Documento do MPF aponta riscos do mercúrio à saúde e ao ambiente e detalha normas e ações do Ibama

27/04/2026 às 22:09
Por: Redação

O Ministério Público Federal (MPF) apresentou à Comissão Interamericana de Direitos Humanos (CIDH), órgão vinculado à Organização dos Estados Americanos (OEA), um estudo que denuncia os impactos à saúde humana e ao meio ambiente decorrentes do uso de mercúrio em garimpos ilegais na região amazônica. A documentação foi submetida na semana anterior como complemento à apresentação feita pelo MPF em março à Relatoria Especial sobre Direitos Econômicos, Sociais, Culturais e Ambientais (Redesca), também ligada à CIDH.

 

O uso de mercúrio em garimpos clandestinos ocorre devido à propriedade desse metal líquido de se combinar facilmente com partículas de ouro, formando uma amálgama. Após essa união, a liga metálica é submetida ao calor de um maçarico, fazendo o mercúrio evaporar e restando apenas o ouro extraído no processo.

 

Quando vaporizado, o mercúrio se dispersa na atmosfera e acaba depositado no solo e na água, atingindo rios, cursos d’água e peixes. Estes últimos constituem a base alimentar de comunidades indígenas e ribeirinhas, o que pode resultar em danos neurológicos para esses grupos populacionais.

 

Além do risco pela contaminação por mercúrio, o MPF alerta que o garimpo irregular também ocasiona degradação ambiental, caracterizada por desmatamento, retirada intensiva de solos e modificações no trajeto natural de leitos fluviais.

 

A Relatoria da CIDH já havia reconhecido o problema da mineração ilícita na Amazônia, tanto no Brasil quanto em outros países vizinhos.
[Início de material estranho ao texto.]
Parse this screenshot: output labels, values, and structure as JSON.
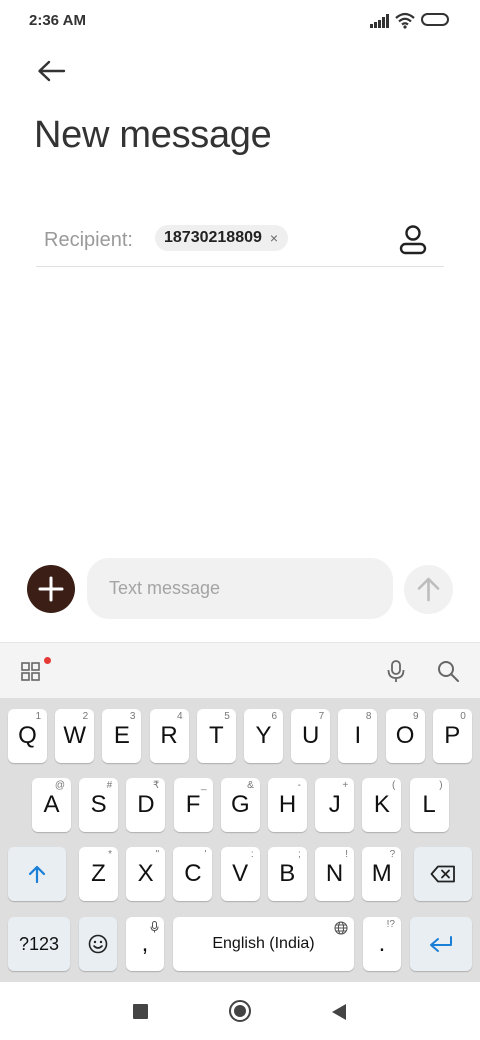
{
  "status_bar": {
    "time": "2:36 AM"
  },
  "header": {
    "title": "New message"
  },
  "recipient": {
    "label": "Recipient:",
    "chip": "18730218809",
    "chip_remove": "×"
  },
  "compose": {
    "placeholder": "Text message"
  },
  "keyboard": {
    "row1": [
      {
        "key": "Q",
        "hint": "1"
      },
      {
        "key": "W",
        "hint": "2"
      },
      {
        "key": "E",
        "hint": "3"
      },
      {
        "key": "R",
        "hint": "4"
      },
      {
        "key": "T",
        "hint": "5"
      },
      {
        "key": "Y",
        "hint": "6"
      },
      {
        "key": "U",
        "hint": "7"
      },
      {
        "key": "I",
        "hint": "8"
      },
      {
        "key": "O",
        "hint": "9"
      },
      {
        "key": "P",
        "hint": "0"
      }
    ],
    "row2": [
      {
        "key": "A",
        "hint": "@"
      },
      {
        "key": "S",
        "hint": "#"
      },
      {
        "key": "D",
        "hint": "₹"
      },
      {
        "key": "F",
        "hint": "_"
      },
      {
        "key": "G",
        "hint": "&"
      },
      {
        "key": "H",
        "hint": "-"
      },
      {
        "key": "J",
        "hint": "+"
      },
      {
        "key": "K",
        "hint": "("
      },
      {
        "key": "L",
        "hint": ")"
      }
    ],
    "row3": [
      {
        "key": "Z",
        "hint": "*"
      },
      {
        "key": "X",
        "hint": "\""
      },
      {
        "key": "C",
        "hint": "'"
      },
      {
        "key": "V",
        "hint": ":"
      },
      {
        "key": "B",
        "hint": ";"
      },
      {
        "key": "N",
        "hint": "!"
      },
      {
        "key": "M",
        "hint": "?"
      }
    ],
    "symbols_label": "?123",
    "comma": ",",
    "space_label": "English (India)",
    "period": ".",
    "period_hint": "!?"
  },
  "colors": {
    "attach_button": "#3b1f17",
    "accent_blue": "#1a7fd6",
    "notification_dot": "#e53935"
  }
}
Recentemente, a Redesca destacou a necessidade de assegurar o direito humano à água nas Américas, com ênfase especial no território conhecido como "Planalto" ou "Escudo" das Guianas, que abrange áreas da Guiana, Guiana Francesa, Suriname, Venezuela e Brasil.

 

Regulamentação e ações de fiscalização

 

O Instituto Brasileiro do Meio Ambiente e dos Recursos Naturais Renováveis (Ibama), em comunicado, informou que tem adotado medidas diretas para restringir a utilização de mercúrio em atividades de garimpo ilegal. Segundo detalhamento do instituto, foram definidos critérios mais rígidos para a aquisição de mercúrio importado de forma legal, estabelecidos pela Instrução Normativa Ibama nº 26, de 2024. Adicionalmente, o órgão realiza com frequência operações de fiscalização ambiental destinadas a coibir o uso de mercúrio contrabandeado em garimpos de ouro.

 

Conforme descrito pelo Ibama, a Instrução Normativa exige a habilitação tanto de pessoas físicas quanto jurídicas envolvidas na operação com mercúrio metálico. Também determina que esses operadores estejam munidos do Documento de Operações com Mercúrio Metálico, instrumento que assegura que os processos de importação, venda, revenda e transferência do metal ocorram exclusivamente entre partes previamente autorizadas.

 

A normativa, entretanto, possui caráter infralegal e não possui o mesmo peso de lei. Permanecem em vigor os decretos presidenciais nº 97.507/1989 e nº 97.634/1989. O primeiro estabelece a proibição do mercúrio na extração aurífera, excetuando-se atividades licenciadas pelo órgão ambiental. O segundo complemento as diretrizes anteriores, conforme ressaltado pelo Ibama.